When the family finally sees the photo of Ben on the Internet, they realize why Ben has tried to end his life. Figuring out the cause just increases Lydia's and Abby's desire to stay by Ben's side, yet this discovery pushes Rich further away from his son as he tries to find who made Ben take the picture. When Rich does find Jason Dixon-the boy responsible-he confronts the boy's ex-cop father and the two get into a fight. Ironically, after blows have rained down upon him, Rich remembers what he cares about in life. Seeing (and feeling) another father protect his son provides this realization. Discovering Ben's motivation for ending his life is not nearly as crucial for Rich as standing by his family during the tragedy. There is some promise that Rich will change his ways when he returns to the hospital room and states, "Everything I love is in this room."
Though my family has never experienced a tragedy such as this, I see some prominent similarities between this family and my own. We seem to have an obsession with social media similar to the families in this movie. I am almost always online, as is my brother. My father is attached to his phone just as Rich is. In contrast there's my mother, who, like Lydia, would rather see us spend time as a family than socialize through a computer.
My brother and I have a relationship comparable to that of Ben and Abby. We do not get along often, and whenever we're in public we pretend to have no relation to each other. My brother is in a different social circle, and our interests-as well as our personalities-are almost polar opposites. But even though we have our differences, we still have this friendship only siblings can share, and I know that if any catastrophe were to befall him, I would be just as distraught as Abby is over Ben's fate.

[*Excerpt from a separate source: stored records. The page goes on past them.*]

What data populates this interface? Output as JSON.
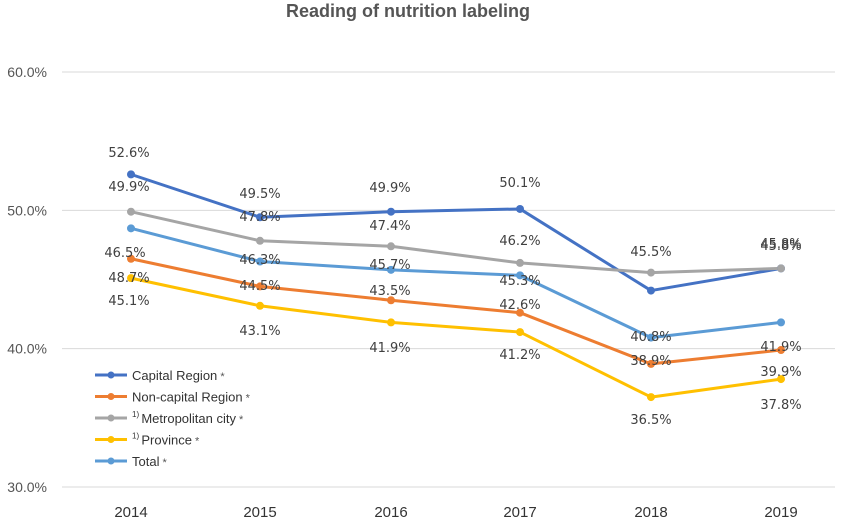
{
  "chart_data": {
    "type": "line",
    "title": "Reading of nutrition labeling",
    "categories": [
      "2014",
      "2015",
      "2016",
      "2017",
      "2018",
      "2019"
    ],
    "ylim": [
      30,
      60
    ],
    "yticks": [
      "30.0%",
      "40.0%",
      "50.0%",
      "60.0%"
    ],
    "grid": true,
    "legend": "bottom-left",
    "series": [
      {
        "name": "Capital Region",
        "marker": "*",
        "color": "#4472C4",
        "values": [
          52.6,
          49.5,
          49.9,
          50.1,
          44.2,
          45.8
        ],
        "labels": [
          "52.6%",
          "49.5%",
          "49.9%",
          "50.1%",
          "",
          "45.8%"
        ]
      },
      {
        "name": "Non-capital Region",
        "marker": "*",
        "color": "#ED7D31",
        "values": [
          46.5,
          44.5,
          43.5,
          42.6,
          38.9,
          39.9
        ],
        "labels": [
          "46.5%",
          "44.5%",
          "43.5%",
          "42.6%",
          "38.9%",
          "39.9%"
        ]
      },
      {
        "name": "Metropolitan city",
        "sup": "1)",
        "marker": "*",
        "color": "#A5A5A5",
        "values": [
          49.9,
          47.8,
          47.4,
          46.2,
          45.5,
          45.8
        ],
        "labels": [
          "49.9%",
          "47.8%",
          "47.4%",
          "46.2%",
          "45.5%",
          "45.8%"
        ]
      },
      {
        "name": "Province",
        "sup": "1)",
        "marker": "*",
        "color": "#FFC000",
        "values": [
          45.1,
          43.1,
          41.9,
          41.2,
          36.5,
          37.8
        ],
        "labels": [
          "45.1%",
          "43.1%",
          "41.9%",
          "41.2%",
          "36.5%",
          "37.8%"
        ]
      },
      {
        "name": "Total",
        "marker": "*",
        "color": "#5B9BD5",
        "values": [
          48.7,
          46.3,
          45.7,
          45.3,
          40.8,
          41.9
        ],
        "labels": [
          "48.7%",
          "46.3%",
          "45.7%",
          "45.3%",
          "40.8%",
          "41.9%"
        ]
      }
    ]
  }
}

My father's parallels to the character of Rich extend beyond their mutual obsessions with the phone. Both are highly successful in their professions-so much so they are almost completely absorbed by work. My relationship with my father is almost as strained as Ben's relationship with his father, yet I do know that my father does care about me. Even though he focuses most of his time on business, my father, unlike Rich, always makes sure to tell me he loves me. We do not see much of Lydia in the film, but what is obvious is her immense love for her family-exactly as my mother loves my family. These women quietly and for the most part thanklessly fight the battle every day to remind their husbands and children of the ties that should bind them.
In many movies, the families and situations feel unrealistic. Many viewers cannot relate to the stories or the characters, superheroes suavely saving the world against impossible odds in the company of their eye-candy, size-zero supermodel girlfriends. Disconnect is a refreshing change that captures the lives of families in this media-obsessed world. It shows that in a world so connected through online media, a family member can still be detached and alone. This movie teaches us to put down the cell phone and talk to the people who need us the most.